Chikungunya causes and transmission:
As already mentioned, the infection is caused due to the mosquito-borne virus and is transmitted from one human to another through bites of female infected mosquitoes. Aedes aegypti and Aedes albopictus are the two most common species of mosquitoes that transmit the condition. These mosquitoes also transmit other dangerous conditions like the dengue. Once the person is bitten by an infected mosquito, the onset of symptoms can occur anywhere between two and twelve days from the bite.
The symptoms of chikungunya are also quite similar to zika virus or dengue. For the diagnosis of chikungunya, the doctor may conduct serological tests like enzyme-linked immunosorbent assays (ELISA). These tests may confirm the presence of IgM and IgG anti-chikungunya antibodies which are produced by the immune system of the body to fight chikungunya. Both serological and virological methods are used to test the samples.

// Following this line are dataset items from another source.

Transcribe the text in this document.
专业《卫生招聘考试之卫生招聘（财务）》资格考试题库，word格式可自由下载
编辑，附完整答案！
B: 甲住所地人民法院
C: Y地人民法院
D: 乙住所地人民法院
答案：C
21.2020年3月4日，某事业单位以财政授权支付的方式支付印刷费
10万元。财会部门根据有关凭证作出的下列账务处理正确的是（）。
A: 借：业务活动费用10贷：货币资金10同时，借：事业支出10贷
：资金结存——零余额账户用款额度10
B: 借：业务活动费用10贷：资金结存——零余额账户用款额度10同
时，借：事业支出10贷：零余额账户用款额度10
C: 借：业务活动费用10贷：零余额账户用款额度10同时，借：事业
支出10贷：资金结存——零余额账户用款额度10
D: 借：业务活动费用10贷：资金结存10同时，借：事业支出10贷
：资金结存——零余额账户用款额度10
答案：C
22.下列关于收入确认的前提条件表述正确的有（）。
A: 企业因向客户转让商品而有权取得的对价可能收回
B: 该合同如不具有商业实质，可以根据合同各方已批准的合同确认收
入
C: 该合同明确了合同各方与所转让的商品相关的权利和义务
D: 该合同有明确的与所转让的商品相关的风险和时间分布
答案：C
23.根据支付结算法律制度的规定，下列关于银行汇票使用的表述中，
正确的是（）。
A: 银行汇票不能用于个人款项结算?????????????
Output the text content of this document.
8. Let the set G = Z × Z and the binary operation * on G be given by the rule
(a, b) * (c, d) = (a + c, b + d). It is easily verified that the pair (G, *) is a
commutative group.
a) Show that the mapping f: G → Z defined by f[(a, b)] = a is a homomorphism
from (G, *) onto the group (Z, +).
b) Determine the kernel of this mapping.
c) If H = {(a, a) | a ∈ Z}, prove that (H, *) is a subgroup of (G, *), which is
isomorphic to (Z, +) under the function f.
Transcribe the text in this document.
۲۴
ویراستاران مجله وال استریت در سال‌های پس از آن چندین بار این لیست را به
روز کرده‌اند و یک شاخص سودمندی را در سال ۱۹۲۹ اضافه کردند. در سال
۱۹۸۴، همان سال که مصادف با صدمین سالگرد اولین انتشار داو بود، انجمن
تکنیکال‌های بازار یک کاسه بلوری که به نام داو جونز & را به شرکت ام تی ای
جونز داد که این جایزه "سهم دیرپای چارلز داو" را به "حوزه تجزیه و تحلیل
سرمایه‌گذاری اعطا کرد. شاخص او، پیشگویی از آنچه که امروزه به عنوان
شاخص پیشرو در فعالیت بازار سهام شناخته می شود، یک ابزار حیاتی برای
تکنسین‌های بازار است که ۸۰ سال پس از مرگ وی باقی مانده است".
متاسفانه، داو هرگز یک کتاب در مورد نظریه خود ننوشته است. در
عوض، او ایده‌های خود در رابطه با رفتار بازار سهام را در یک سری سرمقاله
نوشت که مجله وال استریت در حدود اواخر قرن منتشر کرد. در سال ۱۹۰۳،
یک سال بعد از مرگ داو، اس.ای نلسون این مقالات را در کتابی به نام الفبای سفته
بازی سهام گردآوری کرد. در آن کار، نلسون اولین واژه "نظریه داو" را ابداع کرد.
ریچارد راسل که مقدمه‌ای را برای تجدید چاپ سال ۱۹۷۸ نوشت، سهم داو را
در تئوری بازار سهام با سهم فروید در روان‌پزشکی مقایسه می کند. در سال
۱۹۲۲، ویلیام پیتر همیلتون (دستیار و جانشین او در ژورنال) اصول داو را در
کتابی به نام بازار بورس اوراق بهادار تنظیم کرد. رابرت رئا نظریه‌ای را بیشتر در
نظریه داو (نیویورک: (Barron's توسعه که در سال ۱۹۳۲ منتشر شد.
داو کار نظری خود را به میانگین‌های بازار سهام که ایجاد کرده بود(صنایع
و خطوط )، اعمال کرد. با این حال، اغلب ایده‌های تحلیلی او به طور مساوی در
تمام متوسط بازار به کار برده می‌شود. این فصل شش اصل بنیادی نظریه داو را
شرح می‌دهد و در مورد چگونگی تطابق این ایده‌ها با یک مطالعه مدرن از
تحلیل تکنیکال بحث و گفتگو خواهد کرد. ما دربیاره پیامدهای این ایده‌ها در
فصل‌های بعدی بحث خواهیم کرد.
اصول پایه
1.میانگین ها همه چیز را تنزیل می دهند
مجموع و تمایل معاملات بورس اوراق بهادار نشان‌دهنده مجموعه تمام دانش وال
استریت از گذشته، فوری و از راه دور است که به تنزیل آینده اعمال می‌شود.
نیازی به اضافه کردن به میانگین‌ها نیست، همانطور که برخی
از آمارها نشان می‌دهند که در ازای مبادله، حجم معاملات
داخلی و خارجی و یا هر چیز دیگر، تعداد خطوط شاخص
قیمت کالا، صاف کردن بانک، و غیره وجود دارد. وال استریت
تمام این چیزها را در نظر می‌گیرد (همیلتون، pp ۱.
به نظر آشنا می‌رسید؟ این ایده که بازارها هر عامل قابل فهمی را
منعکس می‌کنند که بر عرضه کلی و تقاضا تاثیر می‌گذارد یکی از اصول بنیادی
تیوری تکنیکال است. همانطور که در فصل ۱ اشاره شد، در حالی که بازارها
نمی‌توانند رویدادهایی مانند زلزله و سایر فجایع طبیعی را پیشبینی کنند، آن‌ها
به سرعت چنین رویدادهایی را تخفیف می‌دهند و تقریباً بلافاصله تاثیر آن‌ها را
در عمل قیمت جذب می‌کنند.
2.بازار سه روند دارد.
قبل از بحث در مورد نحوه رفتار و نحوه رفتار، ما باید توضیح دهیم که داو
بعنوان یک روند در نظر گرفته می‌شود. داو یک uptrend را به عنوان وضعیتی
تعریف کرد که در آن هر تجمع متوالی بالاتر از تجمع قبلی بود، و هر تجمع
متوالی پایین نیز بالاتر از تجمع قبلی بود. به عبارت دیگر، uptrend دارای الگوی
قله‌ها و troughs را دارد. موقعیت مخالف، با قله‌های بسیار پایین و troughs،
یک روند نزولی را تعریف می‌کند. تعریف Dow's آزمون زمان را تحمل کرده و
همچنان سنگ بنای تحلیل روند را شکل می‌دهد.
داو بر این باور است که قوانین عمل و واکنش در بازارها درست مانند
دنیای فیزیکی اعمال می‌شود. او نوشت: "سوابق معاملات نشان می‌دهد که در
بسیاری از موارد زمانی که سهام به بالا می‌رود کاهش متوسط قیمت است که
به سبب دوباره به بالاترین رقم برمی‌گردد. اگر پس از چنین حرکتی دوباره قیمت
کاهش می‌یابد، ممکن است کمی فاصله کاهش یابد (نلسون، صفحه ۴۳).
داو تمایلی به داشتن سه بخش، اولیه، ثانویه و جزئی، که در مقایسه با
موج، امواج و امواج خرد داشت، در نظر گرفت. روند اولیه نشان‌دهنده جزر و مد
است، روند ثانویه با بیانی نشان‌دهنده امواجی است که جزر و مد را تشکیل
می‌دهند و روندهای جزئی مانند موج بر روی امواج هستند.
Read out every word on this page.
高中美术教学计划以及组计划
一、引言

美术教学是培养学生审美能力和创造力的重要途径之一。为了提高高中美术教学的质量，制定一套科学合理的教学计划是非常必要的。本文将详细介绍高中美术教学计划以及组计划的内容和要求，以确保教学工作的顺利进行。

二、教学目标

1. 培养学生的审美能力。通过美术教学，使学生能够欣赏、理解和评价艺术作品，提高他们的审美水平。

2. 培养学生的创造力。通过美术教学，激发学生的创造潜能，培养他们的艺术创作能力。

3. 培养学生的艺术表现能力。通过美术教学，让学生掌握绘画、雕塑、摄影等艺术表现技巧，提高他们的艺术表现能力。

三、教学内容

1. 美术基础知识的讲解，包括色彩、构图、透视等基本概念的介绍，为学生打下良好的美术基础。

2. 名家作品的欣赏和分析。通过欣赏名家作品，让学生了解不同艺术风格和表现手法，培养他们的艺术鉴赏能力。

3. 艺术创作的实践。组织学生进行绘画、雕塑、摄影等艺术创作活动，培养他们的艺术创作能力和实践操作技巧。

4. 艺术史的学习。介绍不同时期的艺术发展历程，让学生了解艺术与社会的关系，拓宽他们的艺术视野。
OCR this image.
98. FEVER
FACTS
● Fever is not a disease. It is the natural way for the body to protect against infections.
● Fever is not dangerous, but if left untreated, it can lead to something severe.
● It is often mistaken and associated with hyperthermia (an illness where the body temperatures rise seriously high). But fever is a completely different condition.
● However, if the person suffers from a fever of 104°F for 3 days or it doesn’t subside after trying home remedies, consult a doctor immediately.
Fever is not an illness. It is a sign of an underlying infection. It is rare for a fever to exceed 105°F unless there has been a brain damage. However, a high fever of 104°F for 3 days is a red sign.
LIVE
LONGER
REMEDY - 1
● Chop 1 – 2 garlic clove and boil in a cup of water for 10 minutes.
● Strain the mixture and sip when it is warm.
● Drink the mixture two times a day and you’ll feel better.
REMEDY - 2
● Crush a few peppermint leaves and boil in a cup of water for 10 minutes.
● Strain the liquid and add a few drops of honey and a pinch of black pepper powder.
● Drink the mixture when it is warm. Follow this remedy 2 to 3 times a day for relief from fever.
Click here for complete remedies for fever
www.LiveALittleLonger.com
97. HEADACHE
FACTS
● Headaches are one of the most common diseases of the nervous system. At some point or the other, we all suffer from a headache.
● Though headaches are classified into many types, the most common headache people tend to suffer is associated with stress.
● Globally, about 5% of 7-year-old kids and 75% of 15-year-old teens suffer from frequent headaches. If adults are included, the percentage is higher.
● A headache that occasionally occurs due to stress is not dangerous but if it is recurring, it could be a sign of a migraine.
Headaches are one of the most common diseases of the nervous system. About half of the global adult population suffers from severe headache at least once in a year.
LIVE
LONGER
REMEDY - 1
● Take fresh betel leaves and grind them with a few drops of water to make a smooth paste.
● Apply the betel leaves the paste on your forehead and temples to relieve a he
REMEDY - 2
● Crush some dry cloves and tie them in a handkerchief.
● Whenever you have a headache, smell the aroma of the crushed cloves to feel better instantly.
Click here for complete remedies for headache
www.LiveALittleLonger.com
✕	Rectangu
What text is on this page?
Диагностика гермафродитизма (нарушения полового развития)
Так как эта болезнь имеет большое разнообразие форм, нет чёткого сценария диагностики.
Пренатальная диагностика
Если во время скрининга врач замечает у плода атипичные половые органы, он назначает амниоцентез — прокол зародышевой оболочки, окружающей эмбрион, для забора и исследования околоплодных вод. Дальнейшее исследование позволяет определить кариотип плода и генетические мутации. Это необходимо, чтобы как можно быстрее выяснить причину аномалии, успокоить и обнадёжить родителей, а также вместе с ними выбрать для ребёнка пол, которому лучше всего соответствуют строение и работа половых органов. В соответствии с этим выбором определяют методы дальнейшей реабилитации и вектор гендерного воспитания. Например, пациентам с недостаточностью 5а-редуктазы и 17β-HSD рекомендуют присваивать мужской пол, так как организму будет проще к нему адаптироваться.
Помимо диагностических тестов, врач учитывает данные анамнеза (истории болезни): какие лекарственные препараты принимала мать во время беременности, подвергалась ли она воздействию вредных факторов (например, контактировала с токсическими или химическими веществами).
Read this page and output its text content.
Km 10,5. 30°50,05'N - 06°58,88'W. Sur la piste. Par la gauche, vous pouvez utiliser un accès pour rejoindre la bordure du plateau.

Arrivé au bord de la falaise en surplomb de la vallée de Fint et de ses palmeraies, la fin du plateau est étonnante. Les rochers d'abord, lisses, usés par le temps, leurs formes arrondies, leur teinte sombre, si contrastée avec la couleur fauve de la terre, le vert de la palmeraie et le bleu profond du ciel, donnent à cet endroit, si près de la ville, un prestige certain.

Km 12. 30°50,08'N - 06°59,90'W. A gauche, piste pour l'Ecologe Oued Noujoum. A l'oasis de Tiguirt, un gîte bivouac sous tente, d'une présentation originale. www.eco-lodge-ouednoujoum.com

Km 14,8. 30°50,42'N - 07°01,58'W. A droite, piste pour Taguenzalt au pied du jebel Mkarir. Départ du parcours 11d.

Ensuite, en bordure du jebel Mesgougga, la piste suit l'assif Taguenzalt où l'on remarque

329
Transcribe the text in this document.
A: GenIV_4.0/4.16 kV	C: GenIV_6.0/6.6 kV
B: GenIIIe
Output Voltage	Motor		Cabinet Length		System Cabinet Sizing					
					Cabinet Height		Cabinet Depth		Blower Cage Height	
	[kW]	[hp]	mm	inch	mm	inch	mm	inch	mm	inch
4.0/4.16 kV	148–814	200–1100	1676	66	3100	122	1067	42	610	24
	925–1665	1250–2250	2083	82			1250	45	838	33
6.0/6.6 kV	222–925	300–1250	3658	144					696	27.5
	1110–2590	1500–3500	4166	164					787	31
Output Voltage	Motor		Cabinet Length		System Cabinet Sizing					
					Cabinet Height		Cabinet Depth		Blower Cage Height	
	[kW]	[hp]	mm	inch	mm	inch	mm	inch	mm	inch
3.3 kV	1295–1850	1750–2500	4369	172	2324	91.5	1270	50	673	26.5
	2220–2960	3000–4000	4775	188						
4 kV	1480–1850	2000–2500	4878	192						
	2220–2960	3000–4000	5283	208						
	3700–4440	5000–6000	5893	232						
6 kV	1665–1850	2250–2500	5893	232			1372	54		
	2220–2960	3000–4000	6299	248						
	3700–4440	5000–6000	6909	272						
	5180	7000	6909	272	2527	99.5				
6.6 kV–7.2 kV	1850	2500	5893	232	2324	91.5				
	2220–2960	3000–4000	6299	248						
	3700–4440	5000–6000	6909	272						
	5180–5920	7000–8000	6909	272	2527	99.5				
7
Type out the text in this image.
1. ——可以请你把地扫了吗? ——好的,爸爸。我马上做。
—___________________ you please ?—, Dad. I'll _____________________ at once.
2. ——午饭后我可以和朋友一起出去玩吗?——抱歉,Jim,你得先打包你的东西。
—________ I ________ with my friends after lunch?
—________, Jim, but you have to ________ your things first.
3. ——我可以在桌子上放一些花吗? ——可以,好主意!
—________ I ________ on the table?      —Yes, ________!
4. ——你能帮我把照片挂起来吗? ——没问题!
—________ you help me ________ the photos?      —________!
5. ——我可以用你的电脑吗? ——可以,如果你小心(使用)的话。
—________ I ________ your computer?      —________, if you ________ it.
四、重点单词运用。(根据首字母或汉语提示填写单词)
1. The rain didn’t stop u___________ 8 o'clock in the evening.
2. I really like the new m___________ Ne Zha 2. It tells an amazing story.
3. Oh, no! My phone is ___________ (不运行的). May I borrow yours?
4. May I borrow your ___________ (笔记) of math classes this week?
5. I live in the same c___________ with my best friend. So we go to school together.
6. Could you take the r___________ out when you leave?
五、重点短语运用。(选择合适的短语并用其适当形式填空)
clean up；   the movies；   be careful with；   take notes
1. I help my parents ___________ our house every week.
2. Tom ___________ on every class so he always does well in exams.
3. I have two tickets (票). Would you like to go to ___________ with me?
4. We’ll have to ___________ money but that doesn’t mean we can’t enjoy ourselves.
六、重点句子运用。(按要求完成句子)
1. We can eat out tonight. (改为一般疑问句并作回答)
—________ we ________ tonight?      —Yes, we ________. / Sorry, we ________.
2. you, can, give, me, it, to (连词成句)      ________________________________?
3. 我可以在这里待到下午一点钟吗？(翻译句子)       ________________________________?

There is no specific treatment available for chikungunya. The treatment is aimed at alleviating the symptoms and associated conditions. There is also no vaccine available to prevent chikungunya. One of the main focus is at alleviating joint pain (which is often excruciating) during chikungunya. For this, various antipyretics and optimal analgesics are used. Besides, experts also recommend taking plenty of rest and consuming plenty of liquids to prevent dehydration in the body.
In some cases, medications are prescribed to reduce fever and pain. These medications should only be taken on the recommendation of a doctor, as certain nonsteroidal anti-inflammatory drugs (NSAIDS) can further increase the risk of various complications. NSAIDs should not be taken, at least until the possibility of dengue is ruled out, to reduce the risk of bleeding.
As already mentioned, there is no vaccine available which can prevent chikungunya. Hence, avoiding mosquito bites is the only way to prevent the condition. Especially during an outbreak, people should take care to avoid mosquitoes and avoid places where mosquitoes breed, like stagnant water bodies, etc. People should use mosquito repellents, coils, creams, and lotions, etc. to prevent mosquito bites during an outbreak. Once a person has been affected by the condition, he or she is not likely to develop it again.